Sam Letrone s’est installé à Monnaie (il fallait l’inventer celle là aussi !) en Indre et Loire à quelques kilomètres de Tours pour ouvrir son restaurant “Le Coq Hardi”. Au delà de sa très bonne cuisine où vous auriez pu déguster du pâté en croûte ou encore des quenelles, le restaurant s’est démarqué par un drôle de numéro.

📄 Fiche d'identification
Publication La France à Table
Numéro n° 20 — Octobre 1949
Auteur Gaston Sainsot
Rubrique La Touraine
Page p. 22
Conservation BNF - Gallica

Une fois le repas terminé, le chef jouait toute sorte d’instrument avec talent, du violon au banjo ou encore aux castagnettes mais également des instruments inventés par ses soins comme la vessie du Triboulet ou la lessiveuse sirène.

Mais attention, ce n’est pas tout ! Le clou du spectacle est le show avec des coqs dressés qui font des sauts à travers des cercles, des mathématiques ou des chants. Vous vous direz certainement comme moi quand j’ai lu cet article pour la première fois que ça n’a absolument aucun sens. En effet, c’est le cas mais c’est surtout réel. J’ai trouvé une vidéo où vous pourrez admirer vous même les talents de Sam Letrone. D’ailleurs, je me suis demandée si les inspecteurs de l’hygiène valideraient ce genre de prestations dans un restaurant de nos jours !

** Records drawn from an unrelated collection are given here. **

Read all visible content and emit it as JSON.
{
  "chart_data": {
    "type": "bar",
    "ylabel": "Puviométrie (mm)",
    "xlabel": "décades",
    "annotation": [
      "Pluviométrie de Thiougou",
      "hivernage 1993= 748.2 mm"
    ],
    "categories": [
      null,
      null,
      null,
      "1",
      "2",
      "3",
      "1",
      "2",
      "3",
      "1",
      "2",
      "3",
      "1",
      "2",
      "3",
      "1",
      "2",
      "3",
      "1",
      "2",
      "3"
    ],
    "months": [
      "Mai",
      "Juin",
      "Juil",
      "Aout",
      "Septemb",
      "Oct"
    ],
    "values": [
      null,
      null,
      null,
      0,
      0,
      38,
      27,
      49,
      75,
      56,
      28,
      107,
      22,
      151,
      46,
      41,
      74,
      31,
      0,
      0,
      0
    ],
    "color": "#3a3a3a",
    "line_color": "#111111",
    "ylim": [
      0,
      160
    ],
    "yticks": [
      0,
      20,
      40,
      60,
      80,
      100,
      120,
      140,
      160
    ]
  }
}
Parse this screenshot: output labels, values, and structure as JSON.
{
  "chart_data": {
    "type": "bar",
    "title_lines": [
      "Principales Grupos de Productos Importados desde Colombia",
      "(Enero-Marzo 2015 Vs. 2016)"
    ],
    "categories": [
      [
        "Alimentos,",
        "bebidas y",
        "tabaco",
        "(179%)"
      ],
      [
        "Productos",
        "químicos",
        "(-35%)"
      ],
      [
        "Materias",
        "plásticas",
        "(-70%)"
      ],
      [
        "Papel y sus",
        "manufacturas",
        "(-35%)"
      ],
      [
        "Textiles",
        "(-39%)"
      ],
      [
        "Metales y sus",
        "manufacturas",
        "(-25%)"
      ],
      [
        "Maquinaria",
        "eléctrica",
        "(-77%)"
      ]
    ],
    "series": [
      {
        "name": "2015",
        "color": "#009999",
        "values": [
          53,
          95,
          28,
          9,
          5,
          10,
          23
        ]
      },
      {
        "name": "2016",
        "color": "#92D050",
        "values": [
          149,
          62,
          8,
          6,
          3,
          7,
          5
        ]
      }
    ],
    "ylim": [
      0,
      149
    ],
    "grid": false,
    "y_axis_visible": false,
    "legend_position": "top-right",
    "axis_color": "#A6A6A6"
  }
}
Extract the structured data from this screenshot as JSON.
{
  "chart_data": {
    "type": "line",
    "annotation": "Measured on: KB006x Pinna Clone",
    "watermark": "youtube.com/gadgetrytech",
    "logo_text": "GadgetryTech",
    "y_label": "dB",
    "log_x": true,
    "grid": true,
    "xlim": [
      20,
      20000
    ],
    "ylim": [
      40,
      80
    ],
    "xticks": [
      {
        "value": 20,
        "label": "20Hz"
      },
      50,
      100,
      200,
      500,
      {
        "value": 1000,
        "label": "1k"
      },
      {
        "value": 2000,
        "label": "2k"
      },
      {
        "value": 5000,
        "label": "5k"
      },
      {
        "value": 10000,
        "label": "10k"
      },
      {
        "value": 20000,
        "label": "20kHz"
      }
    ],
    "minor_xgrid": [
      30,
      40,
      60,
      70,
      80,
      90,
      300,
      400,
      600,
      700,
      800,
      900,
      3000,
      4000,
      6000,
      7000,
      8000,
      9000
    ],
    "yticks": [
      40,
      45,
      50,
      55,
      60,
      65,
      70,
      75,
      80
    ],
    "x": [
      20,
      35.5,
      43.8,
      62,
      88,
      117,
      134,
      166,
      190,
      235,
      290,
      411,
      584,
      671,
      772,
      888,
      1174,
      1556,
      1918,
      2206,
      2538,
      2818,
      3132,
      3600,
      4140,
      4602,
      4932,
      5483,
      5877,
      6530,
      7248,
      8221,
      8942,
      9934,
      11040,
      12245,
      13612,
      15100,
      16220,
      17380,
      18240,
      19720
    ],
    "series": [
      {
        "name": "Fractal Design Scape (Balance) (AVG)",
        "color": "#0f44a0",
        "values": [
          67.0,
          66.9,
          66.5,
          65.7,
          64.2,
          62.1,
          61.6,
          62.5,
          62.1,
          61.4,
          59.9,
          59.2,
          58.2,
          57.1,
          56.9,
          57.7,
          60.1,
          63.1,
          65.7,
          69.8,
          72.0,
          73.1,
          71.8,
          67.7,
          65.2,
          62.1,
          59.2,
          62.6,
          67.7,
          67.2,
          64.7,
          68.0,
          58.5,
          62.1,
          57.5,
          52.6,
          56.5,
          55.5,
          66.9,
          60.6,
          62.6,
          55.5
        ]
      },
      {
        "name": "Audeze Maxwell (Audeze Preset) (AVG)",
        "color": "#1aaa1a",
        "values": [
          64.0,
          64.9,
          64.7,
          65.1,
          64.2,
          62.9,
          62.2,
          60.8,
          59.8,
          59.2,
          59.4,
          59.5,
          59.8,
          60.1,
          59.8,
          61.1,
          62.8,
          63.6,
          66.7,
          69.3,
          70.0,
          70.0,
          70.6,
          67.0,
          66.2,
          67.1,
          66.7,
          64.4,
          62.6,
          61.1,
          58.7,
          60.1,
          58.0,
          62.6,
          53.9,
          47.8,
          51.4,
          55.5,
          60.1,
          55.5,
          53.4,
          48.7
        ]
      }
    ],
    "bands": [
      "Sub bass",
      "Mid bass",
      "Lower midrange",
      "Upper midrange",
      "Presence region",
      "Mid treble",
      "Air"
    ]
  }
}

Pourquoi cet article dans les archives ?

Ce qui est fascinant dans cet article, c'est le fait que Gaston Sainsot le raconte comme si tout était normal. En effet, à l'époque, les chroniqueurs avaient pour habitude d'évoquer les excentricités gastronomiques comme de simples curiosités. Pourtant, je peux vous assurer que si je voyais ce spectacle en vrai, je n'en croirais pas mes yeux.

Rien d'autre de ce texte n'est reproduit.